From:Steve Adams
Date:05-Dec-2000 11:29
Subject:   Public synonym performance

Oracle resolves all names while parsing, and the query execution plan generated is the same whether or not those names were resolved via synonyms. So there can be no difference in query execution performance. There is a small difference in parsing, but it goes the other way. A reference via a public synonym requires additional library cache and dictionary cache lookups. However, the performance impact should not be noticeable.

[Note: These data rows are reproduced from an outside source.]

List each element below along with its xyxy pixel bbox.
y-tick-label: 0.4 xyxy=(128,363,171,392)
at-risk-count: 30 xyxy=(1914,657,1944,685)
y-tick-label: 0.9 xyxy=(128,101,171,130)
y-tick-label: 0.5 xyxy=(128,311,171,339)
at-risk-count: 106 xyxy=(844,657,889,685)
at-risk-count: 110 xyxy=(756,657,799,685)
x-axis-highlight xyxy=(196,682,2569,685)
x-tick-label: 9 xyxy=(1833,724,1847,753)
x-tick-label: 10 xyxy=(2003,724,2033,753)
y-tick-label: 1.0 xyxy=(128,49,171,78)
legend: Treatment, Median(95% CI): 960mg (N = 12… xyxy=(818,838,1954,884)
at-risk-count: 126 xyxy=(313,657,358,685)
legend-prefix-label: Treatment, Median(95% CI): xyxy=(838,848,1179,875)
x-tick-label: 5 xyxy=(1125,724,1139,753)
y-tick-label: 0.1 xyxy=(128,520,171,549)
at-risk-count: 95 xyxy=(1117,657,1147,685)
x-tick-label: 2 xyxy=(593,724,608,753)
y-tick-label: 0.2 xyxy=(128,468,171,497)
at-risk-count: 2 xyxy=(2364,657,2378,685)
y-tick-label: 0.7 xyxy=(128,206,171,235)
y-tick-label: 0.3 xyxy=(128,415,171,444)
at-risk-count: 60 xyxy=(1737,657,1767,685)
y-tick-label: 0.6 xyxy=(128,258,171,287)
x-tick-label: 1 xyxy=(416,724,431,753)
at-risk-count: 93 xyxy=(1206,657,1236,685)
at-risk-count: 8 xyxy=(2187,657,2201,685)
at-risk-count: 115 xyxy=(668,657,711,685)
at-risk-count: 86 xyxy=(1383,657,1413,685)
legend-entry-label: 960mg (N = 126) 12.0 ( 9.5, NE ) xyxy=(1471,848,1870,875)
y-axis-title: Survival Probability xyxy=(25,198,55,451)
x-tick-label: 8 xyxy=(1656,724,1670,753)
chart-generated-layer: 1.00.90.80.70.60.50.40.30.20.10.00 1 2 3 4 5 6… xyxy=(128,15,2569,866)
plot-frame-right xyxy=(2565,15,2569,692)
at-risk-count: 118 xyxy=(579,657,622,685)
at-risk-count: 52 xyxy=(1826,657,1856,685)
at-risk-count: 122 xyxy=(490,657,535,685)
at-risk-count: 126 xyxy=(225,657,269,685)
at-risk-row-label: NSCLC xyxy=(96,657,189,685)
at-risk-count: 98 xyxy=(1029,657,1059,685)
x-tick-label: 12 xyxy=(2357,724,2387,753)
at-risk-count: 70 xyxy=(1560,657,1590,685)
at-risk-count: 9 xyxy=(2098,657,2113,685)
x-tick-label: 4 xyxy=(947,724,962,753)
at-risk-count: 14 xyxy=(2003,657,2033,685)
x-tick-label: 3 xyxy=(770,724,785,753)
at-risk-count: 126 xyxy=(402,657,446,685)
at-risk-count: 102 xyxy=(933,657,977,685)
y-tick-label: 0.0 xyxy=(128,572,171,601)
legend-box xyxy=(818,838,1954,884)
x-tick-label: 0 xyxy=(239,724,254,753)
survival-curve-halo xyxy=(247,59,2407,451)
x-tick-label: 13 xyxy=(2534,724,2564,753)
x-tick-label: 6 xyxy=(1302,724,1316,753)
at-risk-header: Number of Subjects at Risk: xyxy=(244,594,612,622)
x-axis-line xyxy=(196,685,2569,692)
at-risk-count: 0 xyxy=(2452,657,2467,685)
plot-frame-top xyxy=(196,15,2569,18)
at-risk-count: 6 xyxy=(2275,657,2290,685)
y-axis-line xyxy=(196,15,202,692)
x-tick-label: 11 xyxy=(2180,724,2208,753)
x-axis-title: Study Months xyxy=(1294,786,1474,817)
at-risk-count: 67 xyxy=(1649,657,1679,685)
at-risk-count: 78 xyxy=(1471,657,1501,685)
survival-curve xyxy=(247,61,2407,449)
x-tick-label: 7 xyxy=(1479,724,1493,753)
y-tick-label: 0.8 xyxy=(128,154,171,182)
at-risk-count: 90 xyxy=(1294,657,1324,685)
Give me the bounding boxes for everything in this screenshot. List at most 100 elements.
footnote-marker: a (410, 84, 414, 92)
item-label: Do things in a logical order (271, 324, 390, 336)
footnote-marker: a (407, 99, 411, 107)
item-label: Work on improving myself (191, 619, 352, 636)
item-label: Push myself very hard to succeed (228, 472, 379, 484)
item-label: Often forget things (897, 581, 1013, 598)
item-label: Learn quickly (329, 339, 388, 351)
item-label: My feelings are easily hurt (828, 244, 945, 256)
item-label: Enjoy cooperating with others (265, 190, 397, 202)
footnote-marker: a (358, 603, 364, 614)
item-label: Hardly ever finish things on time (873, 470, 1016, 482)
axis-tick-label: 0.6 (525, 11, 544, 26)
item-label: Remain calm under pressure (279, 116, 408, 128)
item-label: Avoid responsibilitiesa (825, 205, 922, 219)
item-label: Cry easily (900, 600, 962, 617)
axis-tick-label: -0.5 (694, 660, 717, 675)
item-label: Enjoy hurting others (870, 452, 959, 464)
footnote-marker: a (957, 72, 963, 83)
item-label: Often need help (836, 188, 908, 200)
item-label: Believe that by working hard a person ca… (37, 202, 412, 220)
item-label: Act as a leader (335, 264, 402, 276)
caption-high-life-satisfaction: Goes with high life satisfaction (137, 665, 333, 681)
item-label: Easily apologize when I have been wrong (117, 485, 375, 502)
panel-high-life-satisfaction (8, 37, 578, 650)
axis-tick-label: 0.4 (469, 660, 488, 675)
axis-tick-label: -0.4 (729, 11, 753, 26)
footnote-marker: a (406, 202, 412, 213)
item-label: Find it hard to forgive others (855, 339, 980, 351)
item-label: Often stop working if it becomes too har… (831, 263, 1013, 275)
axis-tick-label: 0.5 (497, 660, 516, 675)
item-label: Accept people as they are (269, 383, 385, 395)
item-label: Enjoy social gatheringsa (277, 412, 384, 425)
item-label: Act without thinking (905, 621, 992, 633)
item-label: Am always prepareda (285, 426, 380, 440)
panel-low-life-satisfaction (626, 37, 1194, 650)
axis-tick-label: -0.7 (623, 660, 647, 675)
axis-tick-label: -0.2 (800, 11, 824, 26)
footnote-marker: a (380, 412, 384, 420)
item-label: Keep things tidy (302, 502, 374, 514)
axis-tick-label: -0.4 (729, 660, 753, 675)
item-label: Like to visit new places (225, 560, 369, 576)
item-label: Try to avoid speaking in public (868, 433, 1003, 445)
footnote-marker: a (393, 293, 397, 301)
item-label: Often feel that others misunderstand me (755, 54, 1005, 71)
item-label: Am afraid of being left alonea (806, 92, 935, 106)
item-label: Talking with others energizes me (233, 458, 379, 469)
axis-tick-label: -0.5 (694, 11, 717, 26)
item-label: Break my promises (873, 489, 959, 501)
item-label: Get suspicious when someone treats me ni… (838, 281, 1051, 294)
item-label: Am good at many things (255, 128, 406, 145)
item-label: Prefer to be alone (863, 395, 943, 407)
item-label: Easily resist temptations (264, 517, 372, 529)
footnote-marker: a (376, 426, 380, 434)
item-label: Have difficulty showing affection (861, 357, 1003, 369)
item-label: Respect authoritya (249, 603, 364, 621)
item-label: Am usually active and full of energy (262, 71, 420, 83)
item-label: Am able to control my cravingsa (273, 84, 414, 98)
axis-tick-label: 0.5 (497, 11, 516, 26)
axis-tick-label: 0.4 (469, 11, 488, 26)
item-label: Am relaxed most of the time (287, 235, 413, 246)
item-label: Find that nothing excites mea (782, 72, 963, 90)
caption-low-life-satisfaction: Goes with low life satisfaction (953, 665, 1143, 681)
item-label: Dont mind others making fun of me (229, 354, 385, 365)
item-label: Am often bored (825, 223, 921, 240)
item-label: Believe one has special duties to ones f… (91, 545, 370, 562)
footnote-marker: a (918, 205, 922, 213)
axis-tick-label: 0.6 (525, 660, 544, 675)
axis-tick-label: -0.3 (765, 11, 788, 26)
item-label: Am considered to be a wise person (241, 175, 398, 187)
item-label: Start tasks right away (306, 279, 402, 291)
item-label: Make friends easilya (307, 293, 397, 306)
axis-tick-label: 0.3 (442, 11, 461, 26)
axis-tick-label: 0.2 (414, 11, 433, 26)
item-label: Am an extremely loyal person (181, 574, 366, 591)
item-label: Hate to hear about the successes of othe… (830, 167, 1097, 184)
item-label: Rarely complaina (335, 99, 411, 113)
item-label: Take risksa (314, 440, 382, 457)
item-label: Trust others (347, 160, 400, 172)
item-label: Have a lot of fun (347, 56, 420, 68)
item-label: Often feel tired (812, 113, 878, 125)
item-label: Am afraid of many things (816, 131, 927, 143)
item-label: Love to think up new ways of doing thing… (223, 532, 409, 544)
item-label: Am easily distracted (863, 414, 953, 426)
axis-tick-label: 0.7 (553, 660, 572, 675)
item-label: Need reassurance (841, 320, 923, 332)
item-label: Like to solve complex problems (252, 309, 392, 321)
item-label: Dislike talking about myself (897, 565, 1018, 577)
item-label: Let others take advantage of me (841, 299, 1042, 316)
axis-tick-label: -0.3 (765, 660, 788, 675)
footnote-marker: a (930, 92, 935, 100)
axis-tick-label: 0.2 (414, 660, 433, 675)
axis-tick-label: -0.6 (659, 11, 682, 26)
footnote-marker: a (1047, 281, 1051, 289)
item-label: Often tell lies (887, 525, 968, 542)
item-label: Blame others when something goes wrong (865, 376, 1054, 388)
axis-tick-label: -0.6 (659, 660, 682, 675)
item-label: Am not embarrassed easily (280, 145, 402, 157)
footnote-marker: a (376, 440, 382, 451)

What may be more significant is that public synonym usage clutters the library cache and dictionary cache with information needed to track the negative dependencies on non-existent objects. If JONES and KING both refer to SCOTT.EMP and SCOTT.DEPT via public synonyms, then cache entries are needed to represent the non-existent tables JONES.EMP, KING.EMP, JONES.DEPT and KING.DEPT, and all dependent SQL statements must have negative dependencies on all these objects. With say 1000 users, 200 tables, and 1000 SQL statements each accessing 2 tables on average, you would have 200,000 non-existent object records and 2,000,000 negative dependency records. This clutter can cause latch contention in the library cache, dictionary cache and shared pool.

Your results which appear to favour public synonyms may be due to caching effects and the order in which you tested the two alternatives.

I have a situation where my queries run faster when I use a public synonym. Why would this happen?